Mensch Engel - Gunther Geltinger

  • Mensch Engel
    Gunther Geltinger, 2008

    Schöffling, ISBN: 978-3895613661


    Gunter Geltingers "Mensch Engel" ist eines jener Bücher, die man - noch völlig in der Welt des Buches gefangen - genussvoll zuschlägt und die einen nicht so schnell gehen lassen.


    In verschiedenen Erzählerstimmen und -perspektiven erzählt Leonard Engel, schwul und gescheitert, mal chronologisch, mal durchwirbelt von Erinnerungsfetzen oder Geschehen in einer Gegenwart, seine Geschichte und Geschichten. Es beginnt noch recht übersichtlich, doch schon bald wirbeln Engels veschiedene Perspektiven durcheinander, es gibt ein "Er", einen Engel, der distanziert betrachtet wird, wie ein Teil in einem, der zu einem gehört, den man aber doch nicht mit "Ich" betiteln möchte, dieser vergangene Engel, der die Jugendliebe Marius verscheucht, Volker verschreckt und auch sonst einen Fehler nach dem nächsten begangen hat - dann gibt es das "Ich", einen Engel mit einer Hoffnung auf eine Zukunft, in der er fähig ist zu leben und zu lieben - beide Engel schreiben, neue Ichs und Ers werden geboren, oder ein Du - reichen sich die Hand, wirbeln durcheinander, es fällt der bedeutungsschwangere Satz "All diese Geschichten stimmen, doch keine ist wahr".

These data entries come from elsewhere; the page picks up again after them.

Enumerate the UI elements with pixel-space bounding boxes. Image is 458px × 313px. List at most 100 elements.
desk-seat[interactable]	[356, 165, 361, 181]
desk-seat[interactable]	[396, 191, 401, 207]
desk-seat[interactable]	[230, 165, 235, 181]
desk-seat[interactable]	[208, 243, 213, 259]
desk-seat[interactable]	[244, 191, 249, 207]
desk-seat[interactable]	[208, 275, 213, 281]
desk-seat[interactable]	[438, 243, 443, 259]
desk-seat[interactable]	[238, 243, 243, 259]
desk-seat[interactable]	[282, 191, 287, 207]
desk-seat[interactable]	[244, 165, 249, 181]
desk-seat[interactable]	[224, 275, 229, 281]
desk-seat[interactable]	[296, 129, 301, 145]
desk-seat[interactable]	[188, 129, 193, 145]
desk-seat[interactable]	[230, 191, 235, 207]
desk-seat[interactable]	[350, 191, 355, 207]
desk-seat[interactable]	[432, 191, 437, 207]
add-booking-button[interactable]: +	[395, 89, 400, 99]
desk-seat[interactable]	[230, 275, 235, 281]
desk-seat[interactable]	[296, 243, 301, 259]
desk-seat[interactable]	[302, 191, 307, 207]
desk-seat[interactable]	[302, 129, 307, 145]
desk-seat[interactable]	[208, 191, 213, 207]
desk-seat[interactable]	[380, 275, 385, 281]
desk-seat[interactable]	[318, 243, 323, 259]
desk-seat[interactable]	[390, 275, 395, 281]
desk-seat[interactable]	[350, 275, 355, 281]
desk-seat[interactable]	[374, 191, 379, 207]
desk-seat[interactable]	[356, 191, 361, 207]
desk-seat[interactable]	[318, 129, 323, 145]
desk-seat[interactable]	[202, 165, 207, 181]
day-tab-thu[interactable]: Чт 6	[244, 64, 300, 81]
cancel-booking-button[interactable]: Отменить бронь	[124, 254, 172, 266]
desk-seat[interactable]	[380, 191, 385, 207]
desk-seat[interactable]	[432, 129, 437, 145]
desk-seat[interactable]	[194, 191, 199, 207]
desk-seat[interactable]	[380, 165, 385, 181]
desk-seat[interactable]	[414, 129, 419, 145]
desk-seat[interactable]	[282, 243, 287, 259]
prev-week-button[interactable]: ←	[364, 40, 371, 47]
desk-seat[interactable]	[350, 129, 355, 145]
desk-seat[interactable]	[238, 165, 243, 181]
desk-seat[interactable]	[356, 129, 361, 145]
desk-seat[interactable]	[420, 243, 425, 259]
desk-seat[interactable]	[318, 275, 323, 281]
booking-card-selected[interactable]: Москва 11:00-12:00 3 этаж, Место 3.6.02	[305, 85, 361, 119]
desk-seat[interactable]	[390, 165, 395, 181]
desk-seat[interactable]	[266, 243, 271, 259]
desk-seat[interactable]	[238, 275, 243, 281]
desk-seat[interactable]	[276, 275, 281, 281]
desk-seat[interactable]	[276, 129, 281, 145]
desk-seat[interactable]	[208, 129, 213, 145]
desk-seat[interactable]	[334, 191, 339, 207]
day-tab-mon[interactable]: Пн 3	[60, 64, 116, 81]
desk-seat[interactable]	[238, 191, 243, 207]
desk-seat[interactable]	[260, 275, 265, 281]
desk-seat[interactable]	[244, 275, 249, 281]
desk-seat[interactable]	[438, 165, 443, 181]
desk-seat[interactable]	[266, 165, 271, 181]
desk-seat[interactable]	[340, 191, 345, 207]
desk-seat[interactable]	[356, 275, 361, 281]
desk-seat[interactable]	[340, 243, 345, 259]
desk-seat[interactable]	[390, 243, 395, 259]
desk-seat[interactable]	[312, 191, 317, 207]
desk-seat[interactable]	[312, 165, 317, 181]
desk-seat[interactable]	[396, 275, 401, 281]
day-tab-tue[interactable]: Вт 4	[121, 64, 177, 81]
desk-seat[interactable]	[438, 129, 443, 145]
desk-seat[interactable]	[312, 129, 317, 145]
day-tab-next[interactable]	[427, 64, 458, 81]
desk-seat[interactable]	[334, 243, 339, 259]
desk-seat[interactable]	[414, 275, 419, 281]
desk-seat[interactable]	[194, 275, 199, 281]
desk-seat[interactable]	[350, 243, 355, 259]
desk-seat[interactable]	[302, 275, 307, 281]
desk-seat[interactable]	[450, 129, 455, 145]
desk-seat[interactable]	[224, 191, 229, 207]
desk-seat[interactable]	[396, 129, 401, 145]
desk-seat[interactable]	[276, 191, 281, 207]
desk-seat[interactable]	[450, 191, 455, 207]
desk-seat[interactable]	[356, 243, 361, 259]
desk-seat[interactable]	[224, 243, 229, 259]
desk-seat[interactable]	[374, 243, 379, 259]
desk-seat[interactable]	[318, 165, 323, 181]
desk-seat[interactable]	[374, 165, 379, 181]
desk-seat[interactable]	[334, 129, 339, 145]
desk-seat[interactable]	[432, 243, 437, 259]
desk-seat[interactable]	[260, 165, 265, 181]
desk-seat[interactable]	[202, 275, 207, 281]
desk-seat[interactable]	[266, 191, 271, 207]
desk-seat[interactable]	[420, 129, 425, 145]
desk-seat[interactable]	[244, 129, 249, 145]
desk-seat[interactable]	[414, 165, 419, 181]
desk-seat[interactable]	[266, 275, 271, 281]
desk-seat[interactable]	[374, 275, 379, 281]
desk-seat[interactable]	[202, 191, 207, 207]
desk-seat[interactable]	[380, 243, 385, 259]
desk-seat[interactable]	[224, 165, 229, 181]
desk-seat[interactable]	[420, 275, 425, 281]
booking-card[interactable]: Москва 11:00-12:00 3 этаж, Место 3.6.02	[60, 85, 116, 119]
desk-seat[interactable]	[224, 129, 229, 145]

    Das zeigt, dass es in Engels leben nicht gerade geradlinig verläuft. Das Leben ist eine Herausforderung für ihn, er ist unfähig, es zu meistern oder zu lieben, lässt seine Jugendliebe Marius fallen aus Angst vor der Nähe und Liebe, verstößt den Lückenbüßer Volker oder wird von ihm verlassen und stolpert von Selbstmordversuchen, selbstverständlichem Tablettenmissbrauch und erotischen Misserfolgen begleitet durch seine Erinnerungen. Irgendwann trifft er auf Boris, der ihm seine psychotischen Eskapaden nachsieht, aber dennoch mit seiner Liebe Engels Schmerz nicht stillen kann und Rückschläge hinnehmen muss. Und immer schreibt und erzählt er.


    So lernt man mit Engel Feline kennen, die trotz ihrer Leibesfülle federleicht wirkt, aber gestrandet ist wie Engel selbst, und den Stricher Tiago mit seinem "meu anjo", Engels Mutter mit ihren Kopfschmerzen in ihrem eigenen kleinen Gedankengefängnis, Volker, den schoßhündchenhaften Lückenbüßer, und Engels Schwester mit ihrem französischen cholerischen Arzt und dem Sohn Philippe. All diese Nebenfiguren wirken wie weitere Hauptfiguren, so scharfe Konturen und so viel Lebendigkeit erhalten sie durch Geltingers Beobachtungen und Sprache.


    Denn, wenn auch Erzählperspektiven, Erinnerungen, Realität und Ausgedachtes sich in einem Reigen die Hand geben und ineinander übergehen, konsistent ist der außergewöhnliche Stil Geltingers. Eine Verbindung aus Anspruch und Schwelgen in Sprachbildern, durchbrochen teilweise von umgangssprachlichen Begriffen, wenn es gilt, Dinge beim Namen zu nennen und originellen Stimmen wie dem vulgär wienernden Kellner.


    Lobend muss ich auch das Cover hervorheben - es deutet gleich auf einen außergewöhnlichen Roman hin. Ich werde mir auf jeden Fall nichts mehr von Geltinger entgehen lassen und auch den Verlag, der mir bisher nicht untergekommen ist im Auge behalten.


    Fazit
    Gunther Geltingers Sprache und Protagonist Engel auf der Suche nach sich selbst und dem Leben ziehen einen unweigerlich in ihren Bann und lassen nicht mehr los. Es ist nicht leicht, alles in diesem Buch zu erfassen und ich werde es sicher noch einmal lesen müssen, denn vieles ist nach der Lektüre noch ein wenig durcheinander gewirbelt, aber es lohnt sich auf jeden Fall.
    Ich bin begeistert und freue mich, dieses Buch geschenkt bekommen zu haben, ich hätte es sonst wohl nie entdeckt.